I’ve always marveled at the religious spectacle of those from the Philippines who re-enact the torture of Jesus on Good Friday, some even going so far as to nail themselves briefly onto the cross. They endure Jesus’ pain to show penitence for the sins of the world and thus increase their faith. Growing up in a conservative mainline Protestant church, the crucifixion of Christ was mostly an intellectual idea. The donkey ride and the palms of the adorers, and then the joy of Easter and resurrection, was a far safer choice.
Though extreme and controversial, what strikes me about these acts of self-sacrifice is the sorrow and emotional drama expressed by the faithful over the brokenness of a world that would engage in such torture and violence. In 2017 one of the re-enactors, Ruben Enaje, who has been re-enacting the crucifixion for 31 years, devoted his Good Friday suffering to the victims of the deadly bombings of two Egyptian churches earlier that year.
The gospel record reports interrogations, where torture may or may not have occurred, as those associated with Jesus were asked by interrogators about who knows who and who has done what. But in the end the torturers and public executioners of Jesus’ day were quite adept at using the cross as an instrument of terror, meant to silence anyone who disagreed with the ruling order and designed to get those who knew something to talk. In other words, little has changed in the world of interrogation and intelligence gathering in the past 2,000 years.
How ironic it is then, that this week and into the months of April and possibly May, U.S. Christians and others will choose to accept or reject the nomination of Gina Haspel to serve at Director of the U.S. Central Intelligence Agency. Haspel played a central role in a past torture program of the agency. In the early days of the Bush administration, she famously ran a black-site secret prison in Thailand where detainees were tortured with waterboarding and other inhumane abuse. As the torture program began to come under fire by members of Congress and even some members of the Bush administration, Haspel was involved in destroying evidence of about 100 videotapes of the torture, ensuring that there would be no accountability or record of the torture.

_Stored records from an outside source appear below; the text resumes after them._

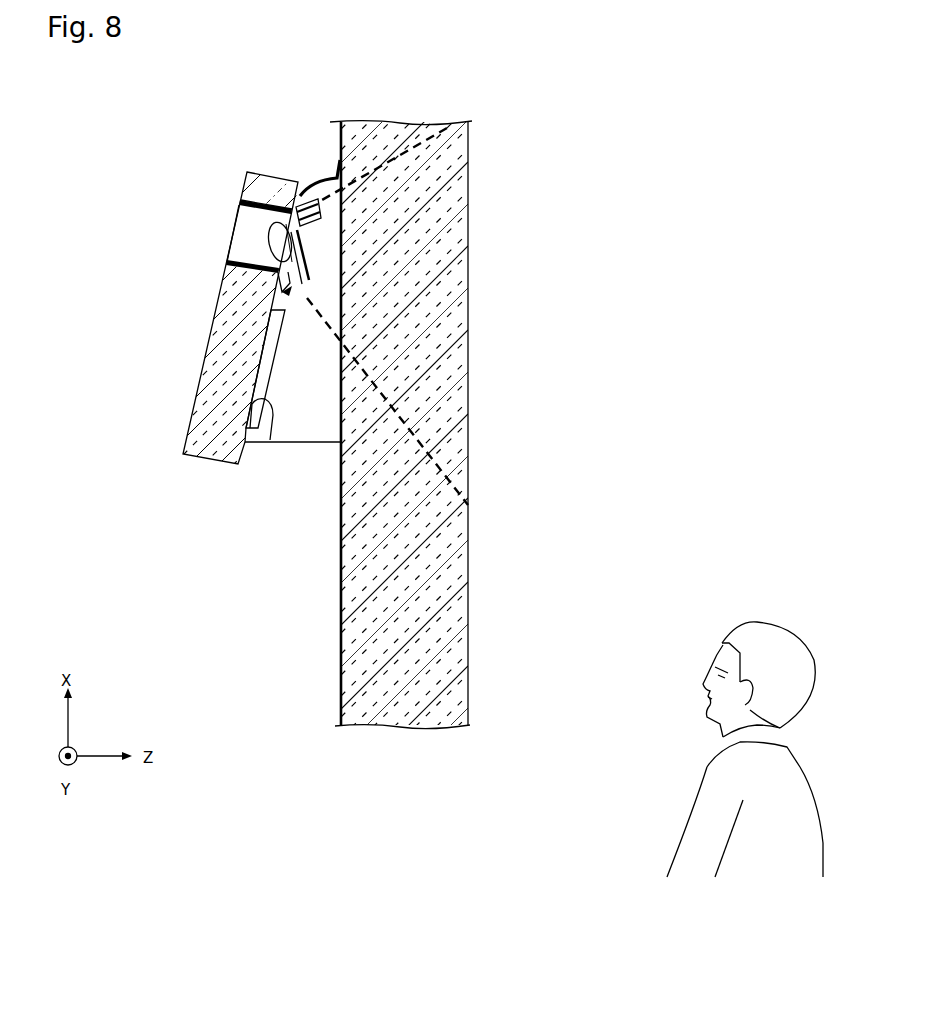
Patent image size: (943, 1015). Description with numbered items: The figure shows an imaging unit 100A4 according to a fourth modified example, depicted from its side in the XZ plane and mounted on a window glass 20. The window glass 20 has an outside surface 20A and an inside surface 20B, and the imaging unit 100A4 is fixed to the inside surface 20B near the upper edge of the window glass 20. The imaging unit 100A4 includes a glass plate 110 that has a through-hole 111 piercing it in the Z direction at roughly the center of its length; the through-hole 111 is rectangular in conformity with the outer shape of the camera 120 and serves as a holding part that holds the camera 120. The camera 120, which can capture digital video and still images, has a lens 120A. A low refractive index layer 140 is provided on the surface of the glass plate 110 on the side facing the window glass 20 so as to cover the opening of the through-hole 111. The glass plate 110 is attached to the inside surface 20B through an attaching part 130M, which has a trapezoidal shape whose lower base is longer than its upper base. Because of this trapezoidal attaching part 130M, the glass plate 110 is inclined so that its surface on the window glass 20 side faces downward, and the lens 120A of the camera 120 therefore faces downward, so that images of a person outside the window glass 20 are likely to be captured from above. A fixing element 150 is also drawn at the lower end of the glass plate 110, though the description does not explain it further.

The imaging unit 100A4 is at (218, 173).
The camera 120 is at (245, 232).
The through-hole 111 is at (278, 272).
The glass plate 110 is at (197, 412).
The fixing member 150 is at (270, 440).
The low refractive index layer 140 is at (320, 222).
The lens 120A is at (282, 242).
The attaching part 130M is at (305, 407).
The window glass 20 is at (457, 582).
The outside surface 20A is at (468, 648).
The inside surface 20B is at (341, 674).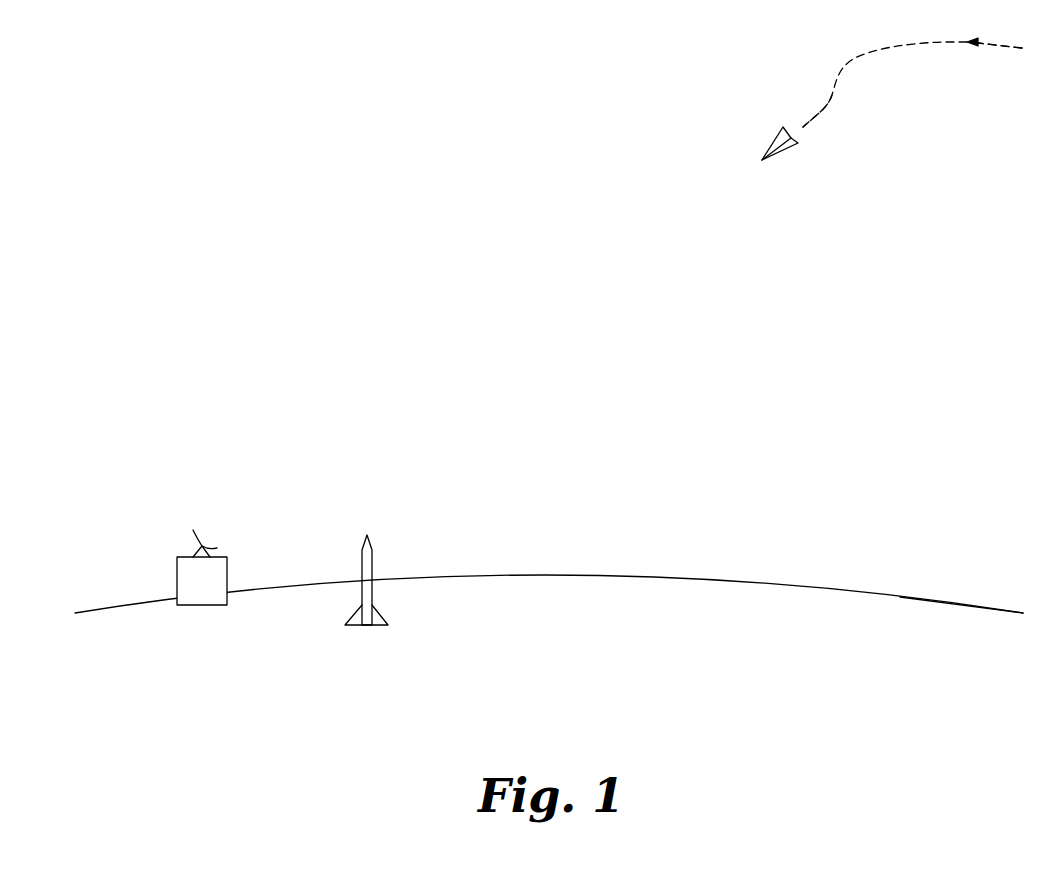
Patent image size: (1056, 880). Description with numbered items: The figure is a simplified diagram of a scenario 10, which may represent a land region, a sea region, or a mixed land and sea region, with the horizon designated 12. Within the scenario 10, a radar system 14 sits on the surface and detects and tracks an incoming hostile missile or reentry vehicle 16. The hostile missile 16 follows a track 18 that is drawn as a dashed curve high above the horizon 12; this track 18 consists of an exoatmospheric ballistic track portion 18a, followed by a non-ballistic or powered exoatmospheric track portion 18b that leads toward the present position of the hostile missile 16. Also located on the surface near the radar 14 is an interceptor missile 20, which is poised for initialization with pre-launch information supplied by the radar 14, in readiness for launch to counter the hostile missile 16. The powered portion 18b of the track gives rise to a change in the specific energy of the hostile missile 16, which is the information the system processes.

The scenario 10 is at (593, 630).
The horizon 12 is at (933, 602).
The radar system 14 is at (201, 606).
The hostile missile 16 is at (770, 144).
The track 18 is at (896, 100).
The exoatmospheric ballistic track portion 18a is at (947, 45).
The non-ballistic powered exoatmospheric track portion 18b is at (827, 103).
The interceptor missile 20 is at (365, 628).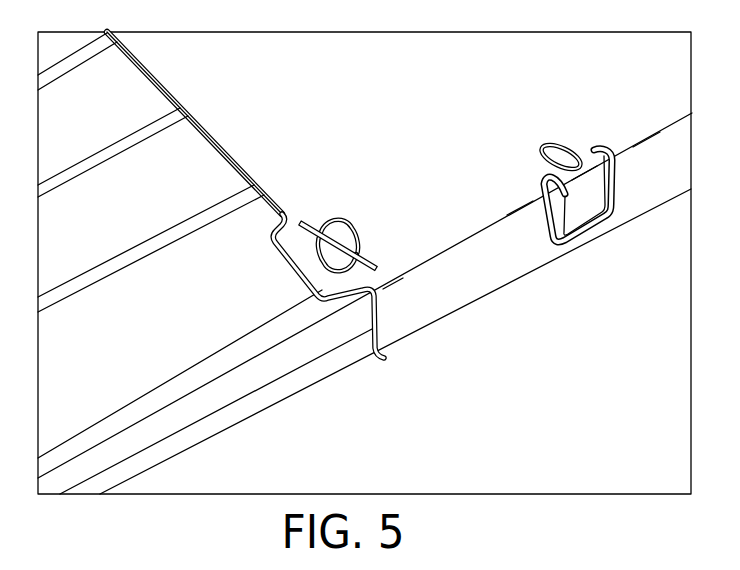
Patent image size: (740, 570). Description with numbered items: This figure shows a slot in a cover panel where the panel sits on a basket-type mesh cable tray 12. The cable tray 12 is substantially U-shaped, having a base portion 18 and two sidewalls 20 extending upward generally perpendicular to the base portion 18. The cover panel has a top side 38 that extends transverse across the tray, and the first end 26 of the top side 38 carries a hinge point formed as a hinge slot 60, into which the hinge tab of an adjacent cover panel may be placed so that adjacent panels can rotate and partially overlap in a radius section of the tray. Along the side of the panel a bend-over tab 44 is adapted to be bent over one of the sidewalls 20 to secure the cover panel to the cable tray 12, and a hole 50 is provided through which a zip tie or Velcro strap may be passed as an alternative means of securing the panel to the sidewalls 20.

The cable tray 12 is at (158, 401).
The base portion 18 is at (137, 248).
The sidewalls 20 is at (208, 428).
The first end 26 is at (400, 232).
The top side 38 is at (355, 112).
The bend-over tab 44 is at (577, 243).
The hole 50 is at (558, 148).
The hinge slot 60 is at (327, 274).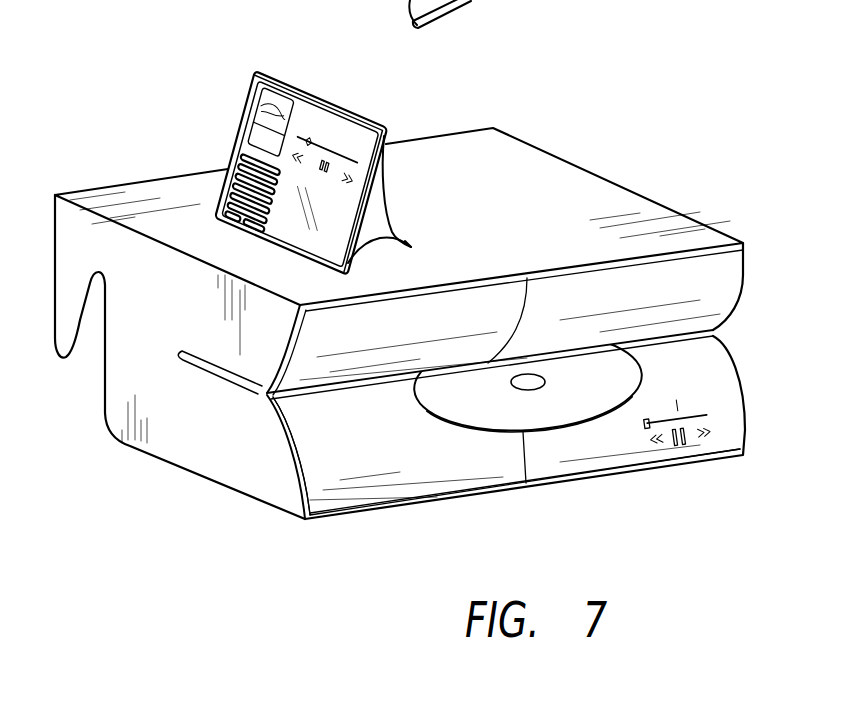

The U.S. Senate, which must approve Haspel’s nomination to the CIA, had its Easter moment in 2015 when it passed a historic bipartisan amendment banning CIA torture with a 78-21 vote. Sen. John McCain (R-Ariz.) led the charge. McCain was himself a victim of brutal torture at the hands of the North Vietnamese in 1968 after he refused early release until every other detainee was released first. Some will try to say that CIA torture is now illegal, so it doesn’t matter if someone with this horrible record on torture heads the agency. But symbolism matters. Ask those who brought out the cross to meet Jesus. It’s time for this same bipartisan coalition in the Senate who rejected torture three years ago to re-enact the hope of Easter, not the dark cynicism of Good Friday, as Haspel goes before hearings and comes to the floor for a full Senate vote.